False: Toilets and bathtubs drain counterclockwise in the Northern Hemisphere, clockwise in the Southern Hemisphere. The Coriolis effect, caused by the rotation of the Earth, can be seen in the spin direction of weather systems such as hurricanes and cyclones. But in the short-lived flush of a toilet, the force is far too weak to have an impact; the direction of the water's rotation depends on the toilet's design.
False: No two snowflakes are alike. Snowflakes are six-sided crystals composed of about 1018 water molecules, giving them unimaginable -- but not infinite -- potential for variation. In 1988, Nancy Knight, a meteorologist at the National Center for Atmospheric Research, discovered two identical snowflakes that had been collected from clouds above Wisconsin. The snowflakes apparently formed as conjoined twins.
False: Humans use just 10 percent of their brains. MRI and PET scans show that a much larger portion of the brain is engaged during complex thought processes. And biologists scoff at the idea that we would evolve such an oversize brain -- it eats up 19 percent of the fuel in our bloodstream -- only to use but a fraction of it.
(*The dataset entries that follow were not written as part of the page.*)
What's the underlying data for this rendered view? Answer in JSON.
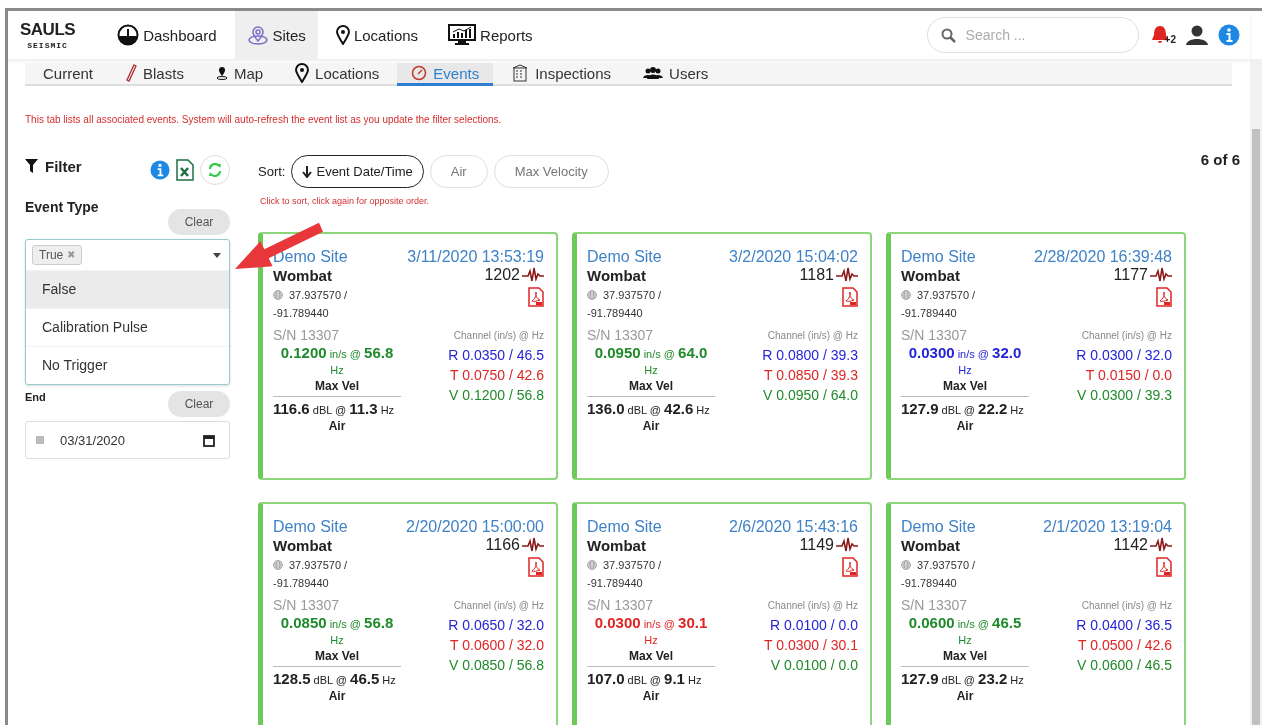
{
  "nav": {
    "logo": "SAULS",
    "logo_sub": "SEISMIC",
    "items": [
      {
        "label": "Dashboard",
        "selected": false
      },
      {
        "label": "Sites",
        "selected": true
      },
      {
        "label": "Locations",
        "selected": false
      },
      {
        "label": "Reports",
        "selected": false
      }
    ],
    "search": {
      "placeholder": "Search ..."
    },
    "notification_count": "+2"
  },
  "subtabs": [
    {
      "label": "Current",
      "selected": false
    },
    {
      "label": "Blasts",
      "selected": false
    },
    {
      "label": "Map",
      "selected": false
    },
    {
      "label": "Locations",
      "selected": false
    },
    {
      "label": "Events",
      "selected": true
    },
    {
      "label": "Inspections",
      "selected": false
    },
    {
      "label": "Users",
      "selected": false
    }
  ],
  "notice": "This tab lists all associated events. System will auto-refresh the event list as you update the filter selections.",
  "filter": {
    "title": "Filter",
    "event_type": {
      "label": "Event Type",
      "clear": "Clear",
      "tags": [
        {
          "label": "True",
          "remove": "✖"
        }
      ],
      "options": [
        {
          "label": "False",
          "highlighted": true
        },
        {
          "label": "Calibration Pulse",
          "highlighted": false
        },
        {
          "label": "No Trigger",
          "highlighted": false
        }
      ]
    },
    "end": {
      "label": "End",
      "clear": "Clear",
      "value": "03/31/2020"
    }
  },
  "sort": {
    "label": "Sort:",
    "hint": "Click to sort, click again for opposite order.",
    "options": [
      {
        "label": "Event Date/Time",
        "selected": true
      },
      {
        "label": "Air",
        "selected": false
      },
      {
        "label": "Max Velocity",
        "selected": false
      }
    ]
  },
  "count": "6 of 6",
  "events": [
    {
      "site": "Demo Site",
      "datetime": "3/11/2020 13:53:19",
      "name": "Wombat",
      "event_id": "1202",
      "lat": "37.937570 /",
      "lon": "-91.789440",
      "serial": "S/N 13307",
      "channel_header": "Channel (in/s) @ Hz",
      "max_vel": {
        "text": "**0.1200** in/s @ **56.8** Hz",
        "color": "#1f8a2a"
      },
      "max_label": "Max Vel",
      "channels": [
        {
          "reading": "R 0.0350 / 46.5",
          "color": "#2424d8"
        },
        {
          "reading": "T 0.0750 / 42.6",
          "color": "#e02424"
        },
        {
          "reading": "V 0.1200 / 56.8",
          "color": "#1f8a2a"
        }
      ],
      "air": "**116.6** dBL @ **11.3** Hz",
      "air_label": "Air"
    },
    {
      "site": "Demo Site",
      "datetime": "3/2/2020 15:04:02",
      "name": "Wombat",
      "event_id": "1181",
      "lat": "37.937570 /",
      "lon": "-91.789440",
      "serial": "S/N 13307",
      "channel_header": "Channel (in/s) @ Hz",
      "max_vel": {
        "text": "**0.0950** in/s @ **64.0** Hz",
        "color": "#1f8a2a"
      },
      "max_label": "Max Vel",
      "channels": [
        {
          "reading": "R 0.0800 / 39.3",
          "color": "#2424d8"
        },
        {
          "reading": "T 0.0850 / 39.3",
          "color": "#e02424"
        },
        {
          "reading": "V 0.0950 / 64.0",
          "color": "#1f8a2a"
        }
      ],
      "air": "**136.0** dBL @ **42.6** Hz",
      "air_label": "Air"
    },
    {
      "site": "Demo Site",
      "datetime": "2/28/2020 16:39:48",
      "name": "Wombat",
      "event_id": "1177",
      "lat": "37.937570 /",
      "lon": "-91.789440",
      "serial": "S/N 13307",
      "channel_header": "Channel (in/s) @ Hz",
      "max_vel": {
        "text": "**0.0300** in/s @ **32.0** Hz",
        "color": "#2424d8"
      },
      "max_label": "Max Vel",
      "channels": [
        {
          "reading": "R 0.0300 / 32.0",
          "color": "#2424d8"
        },
        {
          "reading": "T 0.0150 / 0.0",
          "color": "#e02424"
        },
        {
          "reading": "V 0.0300 / 39.3",
          "color": "#1f8a2a"
        }
      ],
      "air": "**127.9** dBL @ **22.2** Hz",
      "air_label": "Air"
    },
    {
      "site": "Demo Site",
      "datetime": "2/20/2020 15:00:00",
      "name": "Wombat",
      "event_id": "1166",
      "lat": "37.937570 /",
      "lon": "-91.789440",
      "serial": "S/N 13307",
      "channel_header": "Channel (in/s) @ Hz",
      "max_vel": {
        "text": "**0.0850** in/s @ **56.8** Hz",
        "color": "#1f8a2a"
      },
      "max_label": "Max Vel",
      "channels": [
        {
          "reading": "R 0.0650 / 32.0",
          "color": "#2424d8"
        },
        {
          "reading": "T 0.0600 / 32.0",
          "color": "#e02424"
        },
        {
          "reading": "V 0.0850 / 56.8",
          "color": "#1f8a2a"
        }
      ],
      "air": "**128.5** dBL @ **46.5** Hz",
      "air_label": "Air"
    },
    {
      "site": "Demo Site",
      "datetime": "2/6/2020 15:43:16",
      "name": "Wombat",
      "event_id": "1149",
      "lat": "37.937570 /",
      "lon": "-91.789440",
      "serial": "S/N 13307",
      "channel_header": "Channel (in/s) @ Hz",
      "max_vel": {
        "text": "**0.0300** in/s @ **30.1** Hz",
        "color": "#e02424"
      },
      "max_label": "Max Vel",
      "channels": [
        {
          "reading": "R 0.0100 / 0.0",
          "color": "#2424d8"
        },
        {
          "reading": "T 0.0300 / 30.1",
          "color": "#e02424"
        },
        {
          "reading": "V 0.0100 / 0.0",
          "color": "#1f8a2a"
        }
      ],
      "air": "**107.0** dBL @ **9.1** Hz",
      "air_label": "Air"
    },
    {
      "site": "Demo Site",
      "datetime": "2/1/2020 13:19:04",
      "name": "Wombat",
      "event_id": "1142",
      "lat": "37.937570 /",
      "lon": "-91.789440",
      "serial": "S/N 13307",
      "channel_header": "Channel (in/s) @ Hz",
      "max_vel": {
        "text": "**0.0600** in/s @ **46.5** Hz",
        "color": "#1f8a2a"
      },
      "max_label": "Max Vel",
      "channels": [
        {
          "reading": "R 0.0400 / 36.5",
          "color": "#2424d8"
        },
        {
          "reading": "T 0.0500 / 42.6",
          "color": "#e02424"
        },
        {
          "reading": "V 0.0600 / 46.5",
          "color": "#1f8a2a"
        }
      ],
      "air": "**127.9** dBL @ **23.2** Hz",
      "air_label": "Air"
    }
  ]
}
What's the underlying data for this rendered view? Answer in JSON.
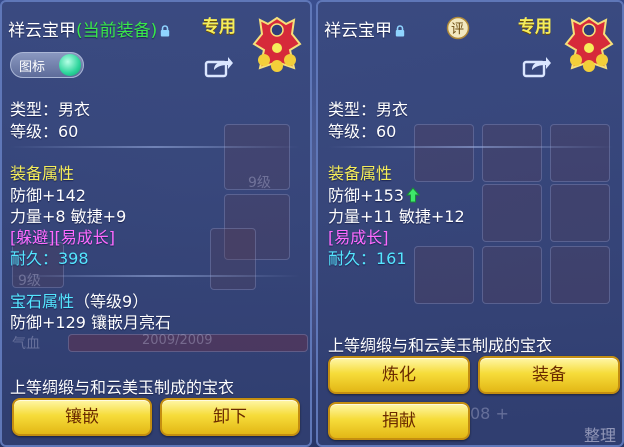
{
  "left": {
    "title_name": "祥云宝甲",
    "title_suffix": "(当前装备)",
    "exclusive": "专用",
    "tag_label": "图标",
    "type": "类型：男衣",
    "level": "等级：60",
    "attr_header": "装备属性",
    "defense": "防御+142",
    "stats": "力量+8 敏捷+9",
    "specials": "[躲避][易成长]",
    "durability": "耐久：398",
    "gem_header": "宝石属性",
    "gem_level": "（等级9）",
    "gem_effect": "防御+129 镶嵌月亮石",
    "desc": "上等绸缎与和云美玉制成的宝衣",
    "btn_inlay": "镶嵌",
    "btn_unequip": "卸下"
  },
  "right": {
    "title_name": "祥云宝甲",
    "rating_badge": "评",
    "exclusive": "专用",
    "type": "类型：男衣",
    "level": "等级：60",
    "attr_header": "装备属性",
    "defense": "防御+153",
    "stats": "力量+11 敏捷+12",
    "specials": "[易成长]",
    "durability": "耐久：161",
    "desc": "上等绸缎与和云美玉制成的宝衣",
    "btn_refine": "炼化",
    "btn_equip": "装备",
    "btn_donate": "捐献"
  },
  "background": {
    "bar_text": "2009/2009",
    "qi_label": "气血",
    "slot_nine_a": "9级",
    "slot_nine_b": "9级",
    "sort_label": "整理",
    "count_label": "08 +"
  },
  "colors": {
    "title": "#ffffff",
    "equipped": "#39e84a",
    "header": "#f6ee5a",
    "special": "#ff6bff",
    "durability": "#55e6ff",
    "button": "#f6dc3a"
  }
}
False: A penny dropped from the Empire State Building would kill someone below. A few calculations tell us that a penny falling edge-on from the 1,050-foot-high observation deck on Floor 86 of the 102-story skyscraper would fall 500 feet before reaching maximum velocity: 57 miles an hour. This is about 1/10 the speed of a low-caliber handgun bullet -- fast enough to hurt but, except in freak circumstances, not to kill. It's a moot point anyway: Thanks to updrafts, coins tossed from the observation deck generally land on the setback roof of Floor 80.
False: The Moon appears larger when it's on the horizon because it's magnified by the atmosphere. This is an optical illusion. You can confirm that fact by taking photographs of the Moon as it tracks across the sky: It will appear the same size on the negatives, no matter where it is. The cause of the illusion is the subject of considerable debate, but the leading theory is that it's a classic Ponzo illusion: The brain mentally magnifies objects near the horizon because it interprets them as far away; thus the Moon appears larger to us when it is closer to the horizon.